Changes to the NIFS design since the CoDR are :
· The grating wheel has been replaced by a grating turret which is supported by a shaft attached to the Cold Work Surface plate in a manner similar to that planned for GNIRS. This provides much stiffer support for the gratings and a degree of wavelength range adjustment by varying the grating angle. However, this change does compromise wavelength repeatability slightly when gratings are interchanged.
· A flip mirror has been included to bypass the grating and deliver undispersed images to the detector.
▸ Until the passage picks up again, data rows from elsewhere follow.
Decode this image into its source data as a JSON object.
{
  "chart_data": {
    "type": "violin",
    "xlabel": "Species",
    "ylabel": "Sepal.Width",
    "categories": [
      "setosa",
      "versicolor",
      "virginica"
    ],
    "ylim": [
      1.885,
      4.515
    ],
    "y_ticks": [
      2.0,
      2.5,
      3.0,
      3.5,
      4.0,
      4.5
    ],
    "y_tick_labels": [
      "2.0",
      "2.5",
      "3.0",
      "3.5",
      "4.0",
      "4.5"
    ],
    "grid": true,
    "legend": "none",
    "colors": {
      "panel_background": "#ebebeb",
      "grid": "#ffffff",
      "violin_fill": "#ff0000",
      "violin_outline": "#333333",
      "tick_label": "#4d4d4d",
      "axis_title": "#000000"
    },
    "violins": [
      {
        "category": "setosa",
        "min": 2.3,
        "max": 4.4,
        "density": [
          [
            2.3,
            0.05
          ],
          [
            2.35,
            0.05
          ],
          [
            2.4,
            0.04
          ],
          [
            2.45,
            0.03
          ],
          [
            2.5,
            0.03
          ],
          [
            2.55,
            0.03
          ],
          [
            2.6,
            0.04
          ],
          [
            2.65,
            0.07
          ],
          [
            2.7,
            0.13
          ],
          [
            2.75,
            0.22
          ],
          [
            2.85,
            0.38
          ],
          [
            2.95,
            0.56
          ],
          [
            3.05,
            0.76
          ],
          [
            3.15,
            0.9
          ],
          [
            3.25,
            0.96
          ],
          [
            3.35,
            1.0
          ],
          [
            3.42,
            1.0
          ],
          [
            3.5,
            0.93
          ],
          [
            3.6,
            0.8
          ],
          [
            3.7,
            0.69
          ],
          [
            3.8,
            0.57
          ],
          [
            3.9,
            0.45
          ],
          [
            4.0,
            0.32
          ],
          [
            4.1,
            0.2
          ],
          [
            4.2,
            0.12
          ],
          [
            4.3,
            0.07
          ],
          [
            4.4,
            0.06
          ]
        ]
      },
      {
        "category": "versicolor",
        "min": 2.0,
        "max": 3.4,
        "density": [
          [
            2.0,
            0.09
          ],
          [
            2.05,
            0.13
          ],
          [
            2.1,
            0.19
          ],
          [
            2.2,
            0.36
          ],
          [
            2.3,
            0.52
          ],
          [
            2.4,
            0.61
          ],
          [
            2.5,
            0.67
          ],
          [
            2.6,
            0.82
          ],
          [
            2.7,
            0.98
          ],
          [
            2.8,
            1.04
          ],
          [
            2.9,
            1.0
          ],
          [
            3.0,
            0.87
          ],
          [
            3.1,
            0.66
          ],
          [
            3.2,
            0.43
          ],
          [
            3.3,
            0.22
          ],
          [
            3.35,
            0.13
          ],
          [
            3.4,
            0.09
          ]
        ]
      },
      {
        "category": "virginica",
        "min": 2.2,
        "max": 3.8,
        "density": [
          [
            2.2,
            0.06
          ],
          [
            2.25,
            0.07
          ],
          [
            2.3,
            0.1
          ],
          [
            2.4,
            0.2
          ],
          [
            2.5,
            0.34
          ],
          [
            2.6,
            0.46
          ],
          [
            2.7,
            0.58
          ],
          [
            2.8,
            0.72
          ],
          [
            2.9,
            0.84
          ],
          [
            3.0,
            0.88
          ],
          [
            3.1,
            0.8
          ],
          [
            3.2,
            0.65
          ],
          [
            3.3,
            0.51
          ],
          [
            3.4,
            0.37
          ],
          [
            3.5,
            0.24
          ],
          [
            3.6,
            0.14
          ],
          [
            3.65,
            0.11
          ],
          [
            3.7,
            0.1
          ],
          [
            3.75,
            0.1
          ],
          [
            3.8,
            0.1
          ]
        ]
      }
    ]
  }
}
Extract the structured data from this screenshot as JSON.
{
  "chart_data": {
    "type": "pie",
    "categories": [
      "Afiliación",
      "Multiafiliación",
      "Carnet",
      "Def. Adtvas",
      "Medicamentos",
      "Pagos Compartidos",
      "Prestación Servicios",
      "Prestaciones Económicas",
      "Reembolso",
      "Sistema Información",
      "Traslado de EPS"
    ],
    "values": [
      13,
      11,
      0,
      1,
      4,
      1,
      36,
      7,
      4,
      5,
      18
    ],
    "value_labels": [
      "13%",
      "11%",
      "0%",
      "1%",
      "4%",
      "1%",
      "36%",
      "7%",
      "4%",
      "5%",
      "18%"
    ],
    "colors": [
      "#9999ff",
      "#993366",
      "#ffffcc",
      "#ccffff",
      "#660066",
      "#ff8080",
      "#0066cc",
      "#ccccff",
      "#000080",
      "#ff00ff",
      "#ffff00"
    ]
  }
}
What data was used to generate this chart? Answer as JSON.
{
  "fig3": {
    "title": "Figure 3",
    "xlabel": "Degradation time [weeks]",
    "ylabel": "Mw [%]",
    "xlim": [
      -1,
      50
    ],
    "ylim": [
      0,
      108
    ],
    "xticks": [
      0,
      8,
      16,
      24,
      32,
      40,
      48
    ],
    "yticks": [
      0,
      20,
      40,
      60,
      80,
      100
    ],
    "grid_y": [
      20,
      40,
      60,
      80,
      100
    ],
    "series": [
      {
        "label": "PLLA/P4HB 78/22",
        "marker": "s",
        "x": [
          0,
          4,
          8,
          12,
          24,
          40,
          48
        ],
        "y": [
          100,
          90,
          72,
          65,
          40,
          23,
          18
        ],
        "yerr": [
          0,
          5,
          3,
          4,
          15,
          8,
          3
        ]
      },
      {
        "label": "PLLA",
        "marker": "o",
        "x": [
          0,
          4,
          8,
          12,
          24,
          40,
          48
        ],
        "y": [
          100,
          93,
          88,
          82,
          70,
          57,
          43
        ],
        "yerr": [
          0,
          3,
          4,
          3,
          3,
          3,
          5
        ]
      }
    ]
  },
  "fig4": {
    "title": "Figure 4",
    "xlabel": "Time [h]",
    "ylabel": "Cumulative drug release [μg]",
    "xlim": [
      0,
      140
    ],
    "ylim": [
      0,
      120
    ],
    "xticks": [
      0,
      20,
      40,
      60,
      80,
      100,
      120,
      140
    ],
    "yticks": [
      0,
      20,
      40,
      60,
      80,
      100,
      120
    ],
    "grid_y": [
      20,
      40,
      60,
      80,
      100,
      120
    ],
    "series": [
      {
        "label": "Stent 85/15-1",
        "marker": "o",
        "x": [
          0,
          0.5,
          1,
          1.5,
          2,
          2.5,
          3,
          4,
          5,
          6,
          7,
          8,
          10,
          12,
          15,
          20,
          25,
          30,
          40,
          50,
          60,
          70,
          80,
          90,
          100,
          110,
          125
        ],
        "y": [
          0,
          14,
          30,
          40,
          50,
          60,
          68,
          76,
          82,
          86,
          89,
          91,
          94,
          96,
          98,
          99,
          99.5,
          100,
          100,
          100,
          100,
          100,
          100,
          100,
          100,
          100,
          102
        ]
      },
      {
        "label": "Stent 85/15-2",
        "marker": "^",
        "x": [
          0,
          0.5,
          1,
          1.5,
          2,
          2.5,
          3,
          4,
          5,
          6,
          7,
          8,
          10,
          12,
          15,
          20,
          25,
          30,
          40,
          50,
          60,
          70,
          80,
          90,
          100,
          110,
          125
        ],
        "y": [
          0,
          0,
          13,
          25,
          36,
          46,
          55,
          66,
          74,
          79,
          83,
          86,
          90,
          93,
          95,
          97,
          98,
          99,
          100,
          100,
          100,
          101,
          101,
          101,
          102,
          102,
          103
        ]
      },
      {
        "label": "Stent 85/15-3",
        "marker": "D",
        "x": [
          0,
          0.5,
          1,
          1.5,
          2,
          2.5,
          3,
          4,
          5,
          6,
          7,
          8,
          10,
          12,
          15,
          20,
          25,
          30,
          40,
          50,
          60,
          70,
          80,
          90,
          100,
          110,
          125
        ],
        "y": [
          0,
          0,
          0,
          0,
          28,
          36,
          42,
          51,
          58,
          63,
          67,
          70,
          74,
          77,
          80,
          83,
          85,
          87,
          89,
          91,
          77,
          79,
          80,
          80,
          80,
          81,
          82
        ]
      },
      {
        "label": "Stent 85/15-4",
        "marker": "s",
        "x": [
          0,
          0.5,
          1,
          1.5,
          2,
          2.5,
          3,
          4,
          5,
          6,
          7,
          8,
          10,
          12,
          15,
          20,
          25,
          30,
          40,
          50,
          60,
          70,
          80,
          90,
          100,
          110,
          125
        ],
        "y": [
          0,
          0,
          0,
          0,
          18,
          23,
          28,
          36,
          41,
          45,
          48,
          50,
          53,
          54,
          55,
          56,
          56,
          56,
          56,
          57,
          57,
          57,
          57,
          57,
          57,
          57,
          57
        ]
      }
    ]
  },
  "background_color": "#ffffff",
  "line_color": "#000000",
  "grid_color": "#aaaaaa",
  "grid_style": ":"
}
This is necessary so that faint objects can be acquired without moving the grating and hence altering the wavelength calibration.
· The silica field flattener in the spectrograph camera is now thermally isolated from other components and cooled to 65 K by a cold strap in order to prevent 4-5 μm radiation illuminating the detector. This blocking is sufficient to permit the future use of a 5 μm cut-off science detector without modification to the spectrograph optics.
· The detector system for the NIFS spectrograph is being designed jointly by the Research School of Astronomy and Astrophysics and the Institute for Astronomy.
· A neutral density filter will be provided in the Focal Plane Mask Wheel to permit measurements of bright objects.
· A wire grid and K filter will be included in the Filter Wheel to permit spectropolarimetric observations in the K band only.
· All spectrograph mirrors are to be diamond machined.
Additionally, it has proven to be cost effective for the duplication of NIRI components to occur at RSAA, not IfA as was proposed at the CoDR.